May 2, the “new” Trial by Jury reenactment played to a full house in the 1874 courthouse at Historic Washington State Park and it was quite well received. I was happy, because in the spring of 2013, upon a request from the state park superintendent, I wrote the script for the drama which was approved at the state level for production. Then I wrote a novel entitled Some Became Fools about the 1879 crime and the 1880 trial. The novel came out awhile back and it was available for purchase at the gift shop after the reenactment May 2. I signed quite a few copies.
I played Judge Grandison D. Royston, the specially appointed judge who presided over the murder trial of a man who poisoned his wife and tried to cover up his crime by a hasty burial. The park historian and interpreter worked with me on developing versions of the script to include several additional witnesses who told the story of the murderer’s scheme to commit this heinous crime so that he could be with a person witnesses referred to as a strumpet. Having so many folks testify in the reenactment required considerable recruitment of a variety of volunteers. We were down to the wire in casting.

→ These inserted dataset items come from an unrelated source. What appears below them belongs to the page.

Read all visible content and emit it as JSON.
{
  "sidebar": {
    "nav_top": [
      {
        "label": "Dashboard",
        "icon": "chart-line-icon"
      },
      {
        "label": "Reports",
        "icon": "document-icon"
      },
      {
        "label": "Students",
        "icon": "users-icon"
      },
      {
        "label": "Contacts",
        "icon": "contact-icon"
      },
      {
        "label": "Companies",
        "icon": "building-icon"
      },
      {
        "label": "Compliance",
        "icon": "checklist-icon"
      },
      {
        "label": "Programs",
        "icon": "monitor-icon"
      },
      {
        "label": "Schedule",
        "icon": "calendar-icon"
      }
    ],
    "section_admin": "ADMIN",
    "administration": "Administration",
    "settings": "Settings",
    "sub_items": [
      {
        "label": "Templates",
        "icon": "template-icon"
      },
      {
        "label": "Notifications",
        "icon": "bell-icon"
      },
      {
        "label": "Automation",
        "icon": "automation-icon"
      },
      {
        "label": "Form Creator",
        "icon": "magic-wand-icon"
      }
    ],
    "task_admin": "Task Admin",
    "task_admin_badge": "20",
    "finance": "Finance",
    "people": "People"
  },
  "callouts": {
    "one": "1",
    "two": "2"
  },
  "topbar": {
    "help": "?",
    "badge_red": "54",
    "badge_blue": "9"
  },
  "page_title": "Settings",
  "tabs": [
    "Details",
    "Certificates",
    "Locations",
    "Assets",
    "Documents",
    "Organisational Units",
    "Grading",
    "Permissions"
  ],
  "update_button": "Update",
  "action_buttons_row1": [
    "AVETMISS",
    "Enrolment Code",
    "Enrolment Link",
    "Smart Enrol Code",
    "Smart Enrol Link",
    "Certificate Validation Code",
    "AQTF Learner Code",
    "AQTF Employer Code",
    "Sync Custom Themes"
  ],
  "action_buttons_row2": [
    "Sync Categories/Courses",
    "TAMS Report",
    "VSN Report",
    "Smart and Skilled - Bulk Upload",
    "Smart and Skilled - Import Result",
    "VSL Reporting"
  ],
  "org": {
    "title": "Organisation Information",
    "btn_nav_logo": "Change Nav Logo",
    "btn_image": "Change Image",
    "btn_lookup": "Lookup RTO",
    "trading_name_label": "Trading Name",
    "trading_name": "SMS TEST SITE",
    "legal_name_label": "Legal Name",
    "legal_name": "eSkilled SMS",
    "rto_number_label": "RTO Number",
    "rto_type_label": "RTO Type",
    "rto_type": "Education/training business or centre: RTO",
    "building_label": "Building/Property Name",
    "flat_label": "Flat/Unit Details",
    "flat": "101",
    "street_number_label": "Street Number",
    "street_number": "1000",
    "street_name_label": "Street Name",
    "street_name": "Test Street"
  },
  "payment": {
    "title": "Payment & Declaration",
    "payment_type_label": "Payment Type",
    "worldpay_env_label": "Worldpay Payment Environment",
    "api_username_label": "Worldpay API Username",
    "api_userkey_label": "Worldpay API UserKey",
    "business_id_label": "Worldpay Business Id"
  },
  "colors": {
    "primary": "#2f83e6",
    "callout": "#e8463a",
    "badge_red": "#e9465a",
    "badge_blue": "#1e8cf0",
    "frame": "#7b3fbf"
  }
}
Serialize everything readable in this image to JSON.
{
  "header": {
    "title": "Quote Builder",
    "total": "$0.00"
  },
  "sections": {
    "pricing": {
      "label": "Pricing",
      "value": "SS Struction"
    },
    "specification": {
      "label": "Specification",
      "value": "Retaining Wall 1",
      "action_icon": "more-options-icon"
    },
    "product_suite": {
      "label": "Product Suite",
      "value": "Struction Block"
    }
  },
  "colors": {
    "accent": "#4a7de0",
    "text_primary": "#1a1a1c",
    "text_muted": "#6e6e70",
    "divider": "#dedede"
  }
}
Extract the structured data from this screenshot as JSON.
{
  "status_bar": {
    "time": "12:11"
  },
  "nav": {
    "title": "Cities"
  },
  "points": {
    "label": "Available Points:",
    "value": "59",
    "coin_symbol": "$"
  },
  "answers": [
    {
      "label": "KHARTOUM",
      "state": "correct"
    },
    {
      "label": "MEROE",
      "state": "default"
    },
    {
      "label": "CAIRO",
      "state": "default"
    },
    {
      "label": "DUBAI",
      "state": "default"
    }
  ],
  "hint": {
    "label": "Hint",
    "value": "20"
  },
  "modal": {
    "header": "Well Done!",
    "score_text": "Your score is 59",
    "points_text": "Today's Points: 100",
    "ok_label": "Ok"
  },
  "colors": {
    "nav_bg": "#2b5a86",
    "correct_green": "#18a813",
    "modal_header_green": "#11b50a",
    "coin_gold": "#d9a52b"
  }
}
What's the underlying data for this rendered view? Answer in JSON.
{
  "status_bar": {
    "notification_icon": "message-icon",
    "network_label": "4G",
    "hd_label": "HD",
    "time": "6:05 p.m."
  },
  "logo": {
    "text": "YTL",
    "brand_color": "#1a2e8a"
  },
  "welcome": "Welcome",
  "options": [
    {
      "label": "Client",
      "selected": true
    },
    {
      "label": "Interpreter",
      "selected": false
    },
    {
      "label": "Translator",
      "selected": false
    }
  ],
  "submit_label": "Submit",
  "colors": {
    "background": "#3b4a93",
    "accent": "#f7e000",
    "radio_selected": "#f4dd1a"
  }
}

By contrast, the “old” 1844 Trial by Jury, which takes place in the 1836 courthouse a few blocks from the 1874 one, requires a much smaller cast with only five or six witnesses testifying. While the park does use volunteers to staff some of the acting slots, it is possible for park personnel to put that one on without volunteers. The state park has been presenting this “old” trial for many years.
I have been cast as the judge in the two trials and in both there are opportunities for high drama. In the “old” 1844 trial of a man who murdered his best friend over a woman, there is a moment in which the prosecutor traps the accused in a lie and there is a struggle between the accused and the sheriff. In the “new” 1880 trial, there is a similar scene in which the accused objects to affidavits affirming that he had uttered incriminating evidence before the murder. In both these explosive scenes, the cast members try to make the emotional outbursts seem real and not contrived. It often works in the “old” trial and it certainly achieved its purpose in the “new” one on May 2. I heard more than one comment that everything seemed very real.
As I understand the park’s plan, these two dramas will alternate with each other every three months. Registered attendees will have a meal at the Tavern Restaurant and then go to the respective courthouse for the action. Historic Washington State Park maintains a schedule of events on its Web page.